Michael’s journey to Malwarebytes began with an interest in technology and an Apple IIc in ‘84. From there, he joined the US military, where in the mid-90s (the Windows NT era) he found his feet in cryptography. Today, he is VP of Enterprise Online at Malwarebytes, and we’re thrilled that he’s bringing his expert insight to our latest webinar.
To help keep your business safe from scams and malware, we’ve put together five key points from our chat for you to take away and consider.
The landscape is shifting
Michael highlights that in the past ransomware has been mostly an annoyance, rather than malicious. However, the focus has shifted: attacks have become more advanced, and it's all about making money.
The good news is that cybersecurity solutions are keeping up and getting better at detecting scams, fraud, and phishing attempts.
Everyone is at risk
Cyber breaches and scams are on the rise. A recent global survey indicates that more than 60% of organizations were affected by a security event in the last year.
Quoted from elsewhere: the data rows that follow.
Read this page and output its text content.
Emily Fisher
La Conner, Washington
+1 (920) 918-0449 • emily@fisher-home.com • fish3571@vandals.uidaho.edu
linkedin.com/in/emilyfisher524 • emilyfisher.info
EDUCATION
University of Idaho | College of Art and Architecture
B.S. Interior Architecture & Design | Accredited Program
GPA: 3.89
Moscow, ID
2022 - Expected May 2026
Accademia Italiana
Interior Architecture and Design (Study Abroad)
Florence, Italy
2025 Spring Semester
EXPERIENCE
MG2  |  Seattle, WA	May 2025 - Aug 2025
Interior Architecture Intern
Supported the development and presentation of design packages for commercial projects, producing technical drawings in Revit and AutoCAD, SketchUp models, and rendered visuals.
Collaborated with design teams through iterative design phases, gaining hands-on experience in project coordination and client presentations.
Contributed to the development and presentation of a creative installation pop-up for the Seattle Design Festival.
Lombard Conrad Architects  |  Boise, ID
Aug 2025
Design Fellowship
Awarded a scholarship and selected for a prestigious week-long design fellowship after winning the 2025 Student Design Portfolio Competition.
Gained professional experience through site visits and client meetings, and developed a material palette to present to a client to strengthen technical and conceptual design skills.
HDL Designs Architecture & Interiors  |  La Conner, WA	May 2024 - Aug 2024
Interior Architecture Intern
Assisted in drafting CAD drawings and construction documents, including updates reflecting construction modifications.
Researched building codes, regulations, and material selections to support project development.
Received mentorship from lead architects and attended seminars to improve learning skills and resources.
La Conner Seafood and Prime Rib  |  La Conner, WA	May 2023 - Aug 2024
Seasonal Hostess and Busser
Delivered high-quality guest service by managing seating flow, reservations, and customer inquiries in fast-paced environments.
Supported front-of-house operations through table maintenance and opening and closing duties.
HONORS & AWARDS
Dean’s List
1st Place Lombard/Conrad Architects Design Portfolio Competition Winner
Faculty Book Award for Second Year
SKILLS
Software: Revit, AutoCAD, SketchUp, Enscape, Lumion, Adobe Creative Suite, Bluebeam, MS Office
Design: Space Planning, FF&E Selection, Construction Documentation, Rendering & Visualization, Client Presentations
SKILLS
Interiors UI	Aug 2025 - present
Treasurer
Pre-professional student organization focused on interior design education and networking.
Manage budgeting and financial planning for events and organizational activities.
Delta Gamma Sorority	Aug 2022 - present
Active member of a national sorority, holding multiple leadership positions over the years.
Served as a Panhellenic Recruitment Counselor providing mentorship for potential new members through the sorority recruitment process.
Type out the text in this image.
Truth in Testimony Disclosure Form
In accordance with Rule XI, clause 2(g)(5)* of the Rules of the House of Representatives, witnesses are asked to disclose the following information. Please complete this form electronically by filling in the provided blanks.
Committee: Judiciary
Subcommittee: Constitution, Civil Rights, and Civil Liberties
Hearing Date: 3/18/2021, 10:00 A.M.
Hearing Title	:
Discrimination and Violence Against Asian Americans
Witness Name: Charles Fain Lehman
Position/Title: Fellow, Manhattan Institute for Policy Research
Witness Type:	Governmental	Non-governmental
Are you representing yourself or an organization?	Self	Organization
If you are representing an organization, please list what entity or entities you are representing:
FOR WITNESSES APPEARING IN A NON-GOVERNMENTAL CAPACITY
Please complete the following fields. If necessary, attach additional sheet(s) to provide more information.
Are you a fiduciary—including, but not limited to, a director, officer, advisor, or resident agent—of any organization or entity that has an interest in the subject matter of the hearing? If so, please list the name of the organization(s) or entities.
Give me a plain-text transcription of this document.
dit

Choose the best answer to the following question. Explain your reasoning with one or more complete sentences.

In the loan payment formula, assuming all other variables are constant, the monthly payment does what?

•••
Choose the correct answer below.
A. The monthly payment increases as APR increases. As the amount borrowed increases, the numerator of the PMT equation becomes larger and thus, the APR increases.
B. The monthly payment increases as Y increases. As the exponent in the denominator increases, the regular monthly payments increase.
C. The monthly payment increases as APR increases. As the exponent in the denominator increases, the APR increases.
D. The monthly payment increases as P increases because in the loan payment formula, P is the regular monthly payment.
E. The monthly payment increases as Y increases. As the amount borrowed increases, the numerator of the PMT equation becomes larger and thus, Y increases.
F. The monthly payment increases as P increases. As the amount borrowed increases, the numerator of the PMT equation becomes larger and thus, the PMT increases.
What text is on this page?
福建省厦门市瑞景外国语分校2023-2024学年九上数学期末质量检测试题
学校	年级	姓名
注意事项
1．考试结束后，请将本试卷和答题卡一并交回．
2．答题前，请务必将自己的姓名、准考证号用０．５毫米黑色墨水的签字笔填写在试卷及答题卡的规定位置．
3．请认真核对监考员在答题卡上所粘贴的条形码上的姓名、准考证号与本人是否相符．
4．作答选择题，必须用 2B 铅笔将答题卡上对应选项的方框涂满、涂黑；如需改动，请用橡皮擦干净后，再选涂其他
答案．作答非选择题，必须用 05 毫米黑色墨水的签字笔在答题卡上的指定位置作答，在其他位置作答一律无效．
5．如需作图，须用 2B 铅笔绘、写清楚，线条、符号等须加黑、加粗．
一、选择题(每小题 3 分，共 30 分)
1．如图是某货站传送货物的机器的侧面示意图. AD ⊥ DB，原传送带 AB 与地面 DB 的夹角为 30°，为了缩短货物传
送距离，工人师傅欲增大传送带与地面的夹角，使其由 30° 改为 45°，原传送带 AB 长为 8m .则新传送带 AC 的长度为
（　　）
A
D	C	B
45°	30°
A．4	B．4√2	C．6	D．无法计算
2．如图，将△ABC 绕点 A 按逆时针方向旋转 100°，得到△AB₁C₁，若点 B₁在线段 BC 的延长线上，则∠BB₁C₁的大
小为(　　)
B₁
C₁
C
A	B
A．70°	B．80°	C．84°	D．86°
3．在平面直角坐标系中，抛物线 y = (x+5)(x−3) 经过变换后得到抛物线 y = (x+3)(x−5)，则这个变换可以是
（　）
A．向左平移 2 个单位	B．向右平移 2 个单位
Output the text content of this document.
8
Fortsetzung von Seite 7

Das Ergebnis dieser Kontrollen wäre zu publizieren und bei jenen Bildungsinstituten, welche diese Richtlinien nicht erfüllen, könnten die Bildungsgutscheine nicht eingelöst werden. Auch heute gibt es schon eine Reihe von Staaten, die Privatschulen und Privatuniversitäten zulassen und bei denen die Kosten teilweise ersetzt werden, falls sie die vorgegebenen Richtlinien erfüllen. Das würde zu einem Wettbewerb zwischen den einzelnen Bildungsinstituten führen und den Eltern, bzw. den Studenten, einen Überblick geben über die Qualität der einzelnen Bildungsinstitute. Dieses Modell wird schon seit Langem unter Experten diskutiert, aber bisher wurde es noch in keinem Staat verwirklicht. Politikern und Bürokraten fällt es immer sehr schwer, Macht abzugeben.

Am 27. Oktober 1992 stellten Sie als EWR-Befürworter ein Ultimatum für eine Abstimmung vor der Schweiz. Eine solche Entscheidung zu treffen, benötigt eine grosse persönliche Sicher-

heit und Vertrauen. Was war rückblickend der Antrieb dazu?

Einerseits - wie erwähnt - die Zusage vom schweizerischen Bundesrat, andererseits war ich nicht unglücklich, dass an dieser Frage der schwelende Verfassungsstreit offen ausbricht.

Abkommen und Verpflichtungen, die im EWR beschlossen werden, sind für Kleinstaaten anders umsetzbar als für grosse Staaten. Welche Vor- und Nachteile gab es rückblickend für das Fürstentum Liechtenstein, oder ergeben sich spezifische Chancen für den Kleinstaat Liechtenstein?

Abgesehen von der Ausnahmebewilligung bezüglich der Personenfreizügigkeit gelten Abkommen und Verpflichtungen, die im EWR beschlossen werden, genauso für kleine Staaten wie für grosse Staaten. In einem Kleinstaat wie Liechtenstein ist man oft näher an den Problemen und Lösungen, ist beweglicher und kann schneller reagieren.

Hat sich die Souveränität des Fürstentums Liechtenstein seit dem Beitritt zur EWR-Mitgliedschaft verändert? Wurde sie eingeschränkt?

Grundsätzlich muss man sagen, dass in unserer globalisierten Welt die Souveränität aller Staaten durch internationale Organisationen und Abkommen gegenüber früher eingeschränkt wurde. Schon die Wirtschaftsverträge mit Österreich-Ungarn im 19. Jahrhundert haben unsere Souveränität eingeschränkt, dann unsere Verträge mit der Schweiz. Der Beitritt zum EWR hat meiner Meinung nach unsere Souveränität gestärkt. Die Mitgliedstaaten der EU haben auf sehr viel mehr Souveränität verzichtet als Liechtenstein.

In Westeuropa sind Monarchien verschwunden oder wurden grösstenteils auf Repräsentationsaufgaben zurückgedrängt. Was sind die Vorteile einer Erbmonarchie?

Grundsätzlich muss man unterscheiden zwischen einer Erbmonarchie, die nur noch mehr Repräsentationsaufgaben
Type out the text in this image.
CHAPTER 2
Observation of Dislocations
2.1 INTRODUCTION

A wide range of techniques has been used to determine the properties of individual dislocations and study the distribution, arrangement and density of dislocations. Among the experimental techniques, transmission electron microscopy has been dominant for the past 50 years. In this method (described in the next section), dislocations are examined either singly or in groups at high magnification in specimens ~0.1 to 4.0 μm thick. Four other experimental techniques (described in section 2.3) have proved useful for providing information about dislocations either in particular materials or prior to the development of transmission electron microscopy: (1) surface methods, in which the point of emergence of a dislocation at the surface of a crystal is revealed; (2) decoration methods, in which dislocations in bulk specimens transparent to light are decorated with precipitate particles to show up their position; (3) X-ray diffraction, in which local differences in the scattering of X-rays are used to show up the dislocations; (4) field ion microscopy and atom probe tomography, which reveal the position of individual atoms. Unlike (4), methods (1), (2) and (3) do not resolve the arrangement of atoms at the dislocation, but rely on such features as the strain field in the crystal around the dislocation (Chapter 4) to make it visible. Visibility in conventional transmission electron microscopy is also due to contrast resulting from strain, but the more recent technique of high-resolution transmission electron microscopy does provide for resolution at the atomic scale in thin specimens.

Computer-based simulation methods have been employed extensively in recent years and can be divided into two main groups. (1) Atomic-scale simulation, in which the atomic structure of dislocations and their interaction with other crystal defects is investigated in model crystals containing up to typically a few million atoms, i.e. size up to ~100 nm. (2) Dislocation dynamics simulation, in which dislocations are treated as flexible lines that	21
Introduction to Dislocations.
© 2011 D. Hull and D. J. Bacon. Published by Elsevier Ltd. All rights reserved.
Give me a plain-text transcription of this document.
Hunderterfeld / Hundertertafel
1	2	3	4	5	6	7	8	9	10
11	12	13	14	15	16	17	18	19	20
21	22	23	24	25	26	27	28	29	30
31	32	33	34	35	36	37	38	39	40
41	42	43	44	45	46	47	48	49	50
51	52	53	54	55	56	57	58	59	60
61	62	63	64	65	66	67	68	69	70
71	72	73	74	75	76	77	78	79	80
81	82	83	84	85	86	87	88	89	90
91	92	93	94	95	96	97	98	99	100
Use of ransomware is no longer only focused on attacking major organizations and corporations — it's just as likely to hit a small business or independent shop.
If a few small shops pay up, attackers will likely widen their net and send ransomware to as many similar businesses as possible. The larger the audience, the higher the chances are that someone will fall for their scam.
The Federal Trade Commission has put out a helpful guide for small businesses on what to look out for to avoid getting scammed.
A “C” in your job title ups your risk
Owners, executives, and C-suite level employees hold the keys to the business, making them a hot target for scammers and phishers. Matt notes that when he moved to a C-level position, the number of scam and phishing emails increased.
Scammers may pose as a coworker or a colleague to bypass your defenses, in the hope that they’ll be able to trick you into giving up your credentials.
Implement the basics
Having the right security software in place is your best defense. At a minimum, you should install anti-virus and anti-malware software on all employee machines.
Additionally, research the right password manager, two-factor authentication, and email services for your business. Consider hiring an IT professional to lead your security efforts too.
Educate your team
After the tools are in place, your employees need to know how to use them. Humans can be a weak link in your security chain, but the right training increases their strength. Educating your team on security basics, best practices, and how to stop phishing attempts is one of the best investments you can make.
Malwarebytes also has a security blog that highlights important events in the security world. They focus on thought leadership and take the time to break down how and why breaches happen, and what you should do if you're affected.